Клавдя зажилась в городе. Закончила давно начатое вязанье крючком, сшила новые оконные занавески с этим кружевом и послала с попутчиком в свое село домоправительнице-тетке письмо:
«Дорогая тетя Маня! Благодаренье Богу, хлопоты мои идут успешно, с пользой для несчастного моего мужа. До суда он теперь сможет находиться в более хороших условиях, часто на воздухе, вообще повеселее. А суд выяснит, что Гриша не так виноват, как показался, — больше из-за своего беспокойного характера. Я на это твердо надеюсь, чувствую себя бодро и хорошо. Хорошо, что Степанида перешла жить к нам. Она старательная в работе и вообще нам подходящая. Главное — дальняя родня, никто не придерется, что мы пользуемся наемным трудом, когда мы содержим нуждающуюся родственницу. Но все-таки вы за ней следите, в амбар одну не посылайте. Ключ от амбара, пожалуйста, не забывайте прятать и вообще нарасхлебень ничего не держите. Человек даже не виноват, если вы его вводите в соблазн своей неаккуратностью. Напишите, пожалуйста, поскорей, доставил ли Семен Козырь супоросую свинью из Каин-Кабака. Тогда, с вещами, мне невозможно было ее взять, а он божился, что скоро доставит. Теперь она уж опоросилась, поросят
Любящая вас племянница Клавдя.
В начале письма я написала выраженье «благодаренье Богу». Это, конечно, случилось по привычке. Я — жена партизана и все-таки как-никак большевика — не могу верить в Бога, да и не верю. Но вам можно в церковь ходить. Ничего, это нам не повредит, вы — старенькая, вас уже невозможно переделать. Пишите ответ поскорей, но все-таки повнимательнее. Очень много букв пропускаете, я с трудом разбираю слова. Еще раз целую вас крепко и желаю всего лучшего.
К. А"
Клавдя облегченно вздохнула, закончив письмо. Сладко потянулась, прижмурила глаза, но, вспомнив, что пора собирать узелок для передачи, быстро вскочила со стула. Посмотрев на часы-будильник в изголовье кровати, мысленно выбранила себя:
«Дурища, расселась! Уж пять минут второго, еду надо к двум, а шагать-то вон сколько. И волосы не подвила еще. Фу, как время бежит, никак не успеешь все сделать. Ну, пойду побыстрей. Далеконько до вокзала! Ох… Много все-таки с моим Алибайкой хлопот».

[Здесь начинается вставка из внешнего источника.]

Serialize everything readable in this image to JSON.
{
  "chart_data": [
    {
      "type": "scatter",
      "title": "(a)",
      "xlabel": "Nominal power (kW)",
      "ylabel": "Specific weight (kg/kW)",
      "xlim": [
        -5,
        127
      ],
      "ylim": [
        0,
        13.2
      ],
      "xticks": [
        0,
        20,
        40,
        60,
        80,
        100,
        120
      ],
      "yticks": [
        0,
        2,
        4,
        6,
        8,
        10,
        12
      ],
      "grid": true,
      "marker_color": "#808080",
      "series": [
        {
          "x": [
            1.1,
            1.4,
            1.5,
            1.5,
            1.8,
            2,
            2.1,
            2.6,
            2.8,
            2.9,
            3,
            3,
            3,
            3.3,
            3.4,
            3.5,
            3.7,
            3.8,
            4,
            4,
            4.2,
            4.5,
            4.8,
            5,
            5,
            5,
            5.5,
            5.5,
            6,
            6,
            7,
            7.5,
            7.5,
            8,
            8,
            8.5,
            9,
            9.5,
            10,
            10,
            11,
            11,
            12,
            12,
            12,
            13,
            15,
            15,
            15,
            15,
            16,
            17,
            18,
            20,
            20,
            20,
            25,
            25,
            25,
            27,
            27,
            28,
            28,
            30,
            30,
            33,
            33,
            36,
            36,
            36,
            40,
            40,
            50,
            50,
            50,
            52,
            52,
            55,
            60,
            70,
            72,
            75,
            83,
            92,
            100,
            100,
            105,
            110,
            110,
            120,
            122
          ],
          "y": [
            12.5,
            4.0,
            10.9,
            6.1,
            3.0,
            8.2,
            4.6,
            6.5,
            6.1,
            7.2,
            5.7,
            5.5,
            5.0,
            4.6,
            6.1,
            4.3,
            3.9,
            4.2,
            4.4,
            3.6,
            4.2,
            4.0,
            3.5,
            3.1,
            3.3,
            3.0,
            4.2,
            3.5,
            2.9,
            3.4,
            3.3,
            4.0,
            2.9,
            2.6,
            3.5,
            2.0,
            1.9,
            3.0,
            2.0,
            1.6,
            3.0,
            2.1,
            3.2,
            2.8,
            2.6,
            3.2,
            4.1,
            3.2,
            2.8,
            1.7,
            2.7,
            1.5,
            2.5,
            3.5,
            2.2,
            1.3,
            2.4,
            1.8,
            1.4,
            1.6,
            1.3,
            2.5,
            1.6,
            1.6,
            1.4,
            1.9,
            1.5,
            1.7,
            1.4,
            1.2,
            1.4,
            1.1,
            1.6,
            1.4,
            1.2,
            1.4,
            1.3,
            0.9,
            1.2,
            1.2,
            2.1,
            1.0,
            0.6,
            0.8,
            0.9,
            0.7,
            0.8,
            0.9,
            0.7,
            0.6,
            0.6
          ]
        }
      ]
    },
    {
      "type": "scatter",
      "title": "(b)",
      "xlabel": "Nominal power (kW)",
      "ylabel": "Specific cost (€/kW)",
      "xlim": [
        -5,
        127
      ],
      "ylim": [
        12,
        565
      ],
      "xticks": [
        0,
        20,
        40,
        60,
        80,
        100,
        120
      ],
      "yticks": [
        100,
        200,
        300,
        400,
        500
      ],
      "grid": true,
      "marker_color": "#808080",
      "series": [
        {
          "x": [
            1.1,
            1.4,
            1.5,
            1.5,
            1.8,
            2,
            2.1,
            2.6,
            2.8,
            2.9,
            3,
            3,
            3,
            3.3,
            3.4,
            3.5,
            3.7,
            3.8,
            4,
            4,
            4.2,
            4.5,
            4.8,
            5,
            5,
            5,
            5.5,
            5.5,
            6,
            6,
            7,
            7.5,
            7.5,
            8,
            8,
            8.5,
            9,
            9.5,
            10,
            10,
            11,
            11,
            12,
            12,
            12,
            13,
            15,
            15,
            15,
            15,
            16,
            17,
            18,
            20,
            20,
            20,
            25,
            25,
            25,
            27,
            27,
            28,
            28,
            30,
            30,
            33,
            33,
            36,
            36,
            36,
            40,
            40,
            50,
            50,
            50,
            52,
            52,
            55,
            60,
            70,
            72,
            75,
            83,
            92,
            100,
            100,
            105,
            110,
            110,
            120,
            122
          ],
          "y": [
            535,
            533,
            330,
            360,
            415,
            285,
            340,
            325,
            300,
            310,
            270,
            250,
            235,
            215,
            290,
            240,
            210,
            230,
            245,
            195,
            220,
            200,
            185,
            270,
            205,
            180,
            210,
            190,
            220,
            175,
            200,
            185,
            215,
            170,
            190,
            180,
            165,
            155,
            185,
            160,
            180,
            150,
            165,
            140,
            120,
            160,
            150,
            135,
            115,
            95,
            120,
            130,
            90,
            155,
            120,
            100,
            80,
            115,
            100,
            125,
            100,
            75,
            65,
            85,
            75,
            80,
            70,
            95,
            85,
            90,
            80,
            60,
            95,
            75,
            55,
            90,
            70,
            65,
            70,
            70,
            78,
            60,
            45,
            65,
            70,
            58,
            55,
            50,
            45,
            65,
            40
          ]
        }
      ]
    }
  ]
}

Семнадцать человек — бывших офицеров, молодых мужиков из нехорошевских заговорщиков, наиболее здоровых на вид и степенных работящих уголовников — были переданы в распоряженье транспортного отдела политохраны для производства неотложных работ по восстановлению железнодорожного движенья. Перед самой отправкой неожиданно для тюремного начальства высшим распоряжением был причислен к ним Алибаев. В конце города, у вокзала, наскоро подремонтировали обветшалый арестный дом. Вместо поломанных в окна вставили новые железные решетки. У ворот выросла некрашеная, свежо пахнущая деревом караульная будка. Такие же молодые, веселые нависли ворота в прорыве седого, ощеренного меж досок забора. Арестанты, приобщившиеся в прогулке через город к нетемничной людской жизни, ввалились в них со смехом, с прибаутками, весело. Алибаев с усмешкой, широко обнажившей желтые, прокуренные зубы, подмигнул на будку и на ворота, крикнул:
— Правду в газетах пишут, покончали разрушать, строиться зачинаем!
Безбровый круглолицый солдат громко засмеялся в ответ, но быстро вспомнил, что он — охрана, покорился на других сопровождающих, мотнул винтовкой и пригрозил Алибаеву:
— Я те позубоскалю! Пролезай, что в воротах задерживаешь?!
Алибаев дружелюбно взглянул на него, ласково отозвался:
— Не серчай, сынок. Зазевался манеиько.
На шатких, разбитых ступеньках входа он опять призадержался, поглядел на белесое небо, на притоптанный, загаженный людьми снег у крыльца, снова широко усмехнулся, хлопнул ласково по спине идущего перед ним и вошел в душный дом с железными решетками, как домой после томительного странствования.